Can you squeeze a sebaceous cyst?

It might be tempting to start picking at your cyst, but Dr. Jaliman pleads that you do not. “Sebaceous cysts are internal, and one should never attempt to squeeze it,” she warns. “Doing so actually increases the risk of developing an infection.” 

In addition to potentially causing an infection and causing you a lot of unnecessary pain, squeezing a sebaceous cyst is a futile effort. It’s not akin to a whitehead or blackhead that can be coaxed out gently, nor is it like a filled pimple waiting to burst. Cysts can’t be removed by your fingers alone. If you’re prone to popping your own pimples, you might see a cyst as a unique challenge. But keep in mind that even if you do manage to drain it, it’s likely that you won’t be able to remove it in its entirety, which means you’ll need dermatological intervention eventually anyway.

OK, so if I can’t pop it myself, how do I treat and remove a sebaceous cyst?

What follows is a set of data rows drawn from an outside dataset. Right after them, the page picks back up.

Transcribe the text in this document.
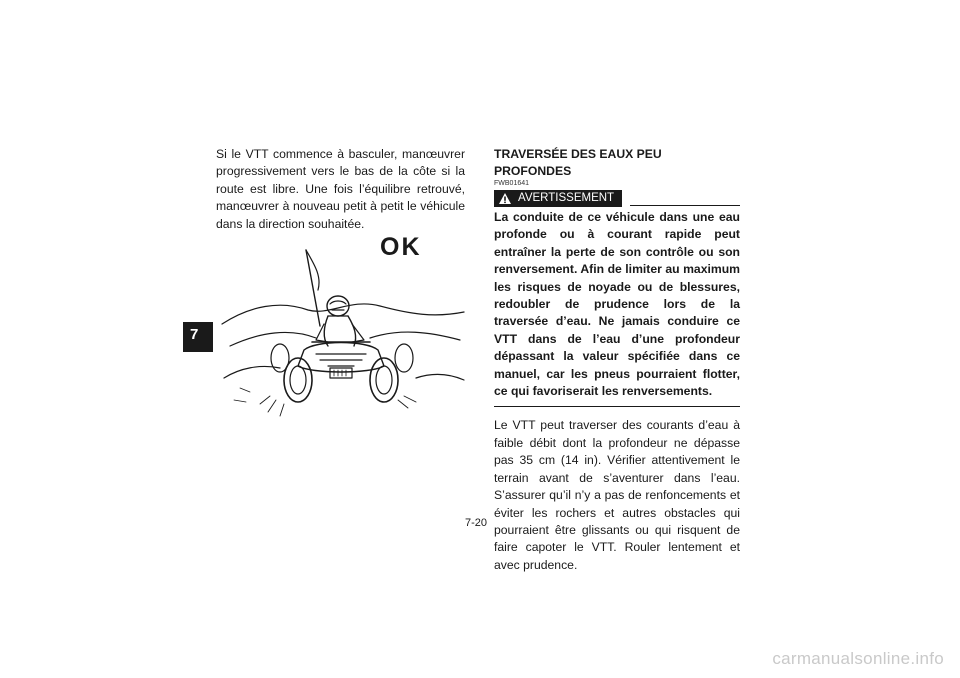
7

Si le VTT commence à basculer, manœuvrer progressivement vers le bas de la côte si la route est libre. Une fois l’équilibre retrouvé, manœuvrer à nouveau petit à petit le véhicule dans la direction souhaitée.

OK
TRAVERSÉE DES EAUX PEU PROFONDES
FWB01641
AVERTISSEMENT

La conduite de ce véhicule dans une eau profonde ou à courant rapide peut entraîner la perte de son contrôle ou son renversement. Afin de limiter au maximum les risques de noyade ou de blessures, redoubler de prudence lors de la traversée d’eau. Ne jamais conduire ce VTT dans de l’eau d’une profondeur dépassant la valeur spécifiée dans ce manuel, car les pneus pourraient flotter, ce qui favoriserait les renversements.

Le VTT peut traverser des courants d’eau à faible débit dont la profondeur ne dépasse pas 35 cm (14 in). Vérifier attentivement le terrain avant de s’aventurer dans l’eau. S’assurer qu’il n’y a pas de renfoncements et éviter les rochers et autres obstacles qui pourraient être glissants ou qui risquent de faire capoter le VTT. Rouler lentement et avec prudence.

7-20
carmanualsonline.info
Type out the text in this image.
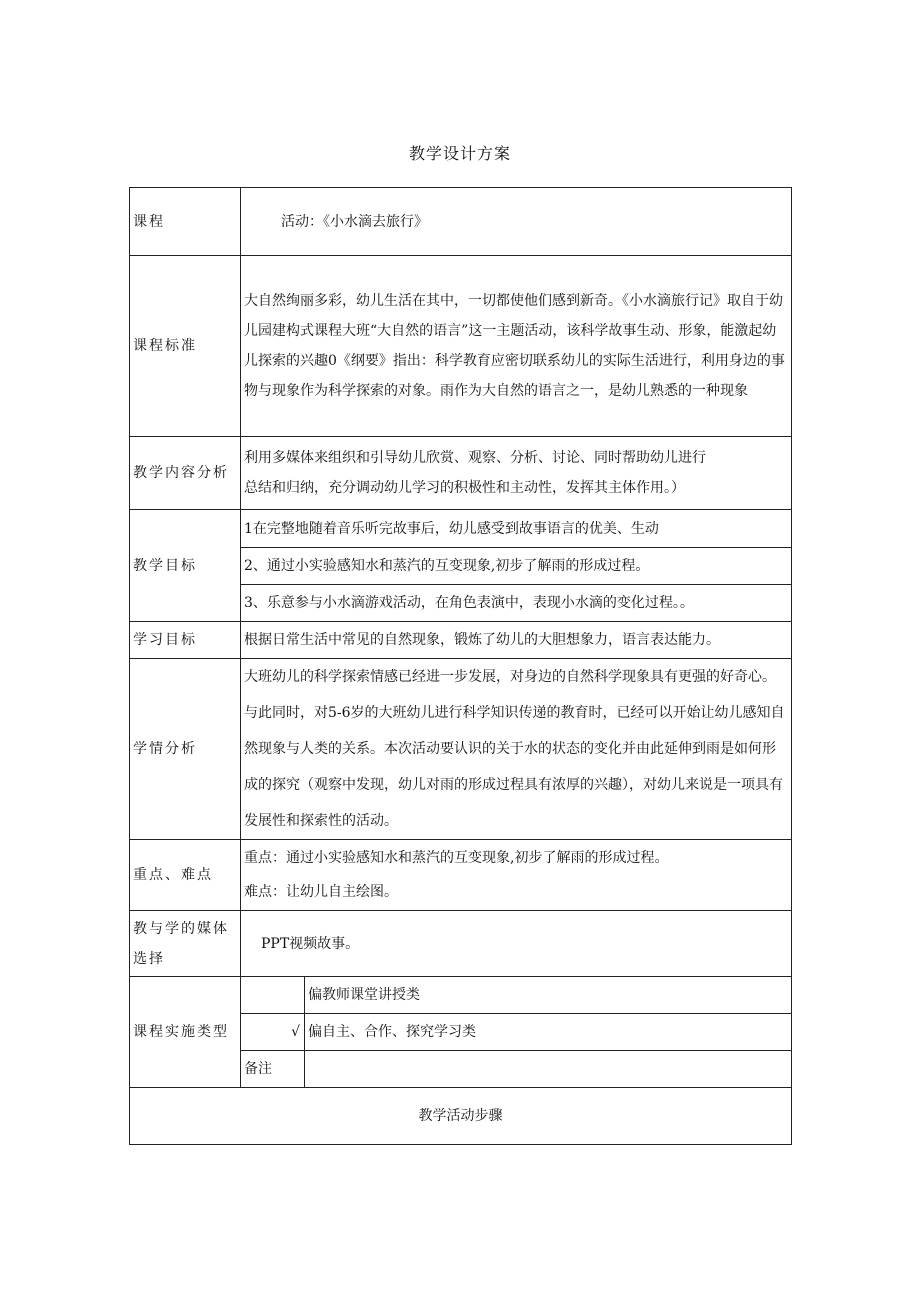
教学设计方案
课程	活动：《小水滴去旅行》	
课程标准	大自然绚丽多彩，幼儿生活在其中，一切都使他们感到新奇。《小水滴旅行记》取自于幼儿园建构式课程大班“大自然的语言”这一主题活动，该科学故事生动、形象，能激起幼儿探索的兴趣0《纲要》指出：科学教育应密切联系幼儿的实际生活进行，利用身边的事物与现象作为科学探索的对象。雨作为大自然的语言之一，是幼儿熟悉的一种现象	
教学内容分析	利用多媒体来组织和引导幼儿欣赏、观察、分析、讨论、同时帮助幼儿进行
总结和归纳，充分调动幼儿学习的积极性和主动性，发挥其主体作用。）	

教学目标	1在完整地随着音乐听完故事后，幼儿感受到故事语言的优美、生动	
	2、通过小实验感知水和蒸汽的互变现象,初步了解雨的形成过程。	
	3、乐意参与小水滴游戏活动，在角色表演中，表现小水滴的变化过程。。	
学习目标	根据日常生活中常见的自然现象，锻炼了幼儿的大胆想象力，语言表达能力。	
学情分析	大班幼儿的科学探索情感已经进一步发展，对身边的自然科学现象具有更强的好奇心。与此同时，对5-6岁的大班幼儿进行科学知识传递的教育时，已经可以开始让幼儿感知自然现象与人类的关系。本次活动要认识的关于水的状态的变化并由此延伸到雨是如何形成的探究（观察中发现，幼儿对雨的形成过程具有浓厚的兴趣），对幼儿来说是一项具有发展性和探索性的活动。	
重点、难点	重点：通过小实验感知水和蒸汽的互变现象,初步了解雨的形成过程。
难点：让幼儿自主绘图。	

教与学的媒体选择	PPT视频故事。	
课程实施类型		偏教师课堂讲授类
	√	偏自主、合作、探究学习类
	备注	
教学活动步骤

Because sebaceous cysts are deeper under the skin, a topical treatment won’t do much. Luckily, if you’re dealing with a sebaceous cyst, the good news is that it can possibly go away on its own without treatment or removal. However, Dr. Jaliman notes that it’s entirely possible for a sebaceous cyst to flatten, only to reemerge if there’s still a blockage in the gland. It’s also possible that the cyst will stubbornly hang out like an unwelcomed guest, or worse, continue to get bigger.

“My best advice is to have a physician check it out for a proper diagnosis, especially if you’re experiencing any pain or discomfort, if you think the cyst could be infected, or if it’s recurring,” Dr. Jaliman advises. She adds that if a sebaceous cyst is simply bothering you aesthetically, that’s also a fine reason to enlist the help of a medical professional, who will examine the cyst and potentially lance it.

“A physician can safely puncture the sebaceous cyst and drain the entire inside,” explains Dr. Jaliman. “They can also surgically remove the cyst, which means it will likely not return. In this case, the entire wall that encapsulates the cyst is removed.” Your provider will determine the best course of action for you — just remember, that course of action will never include you popping your own cyst. Hands off!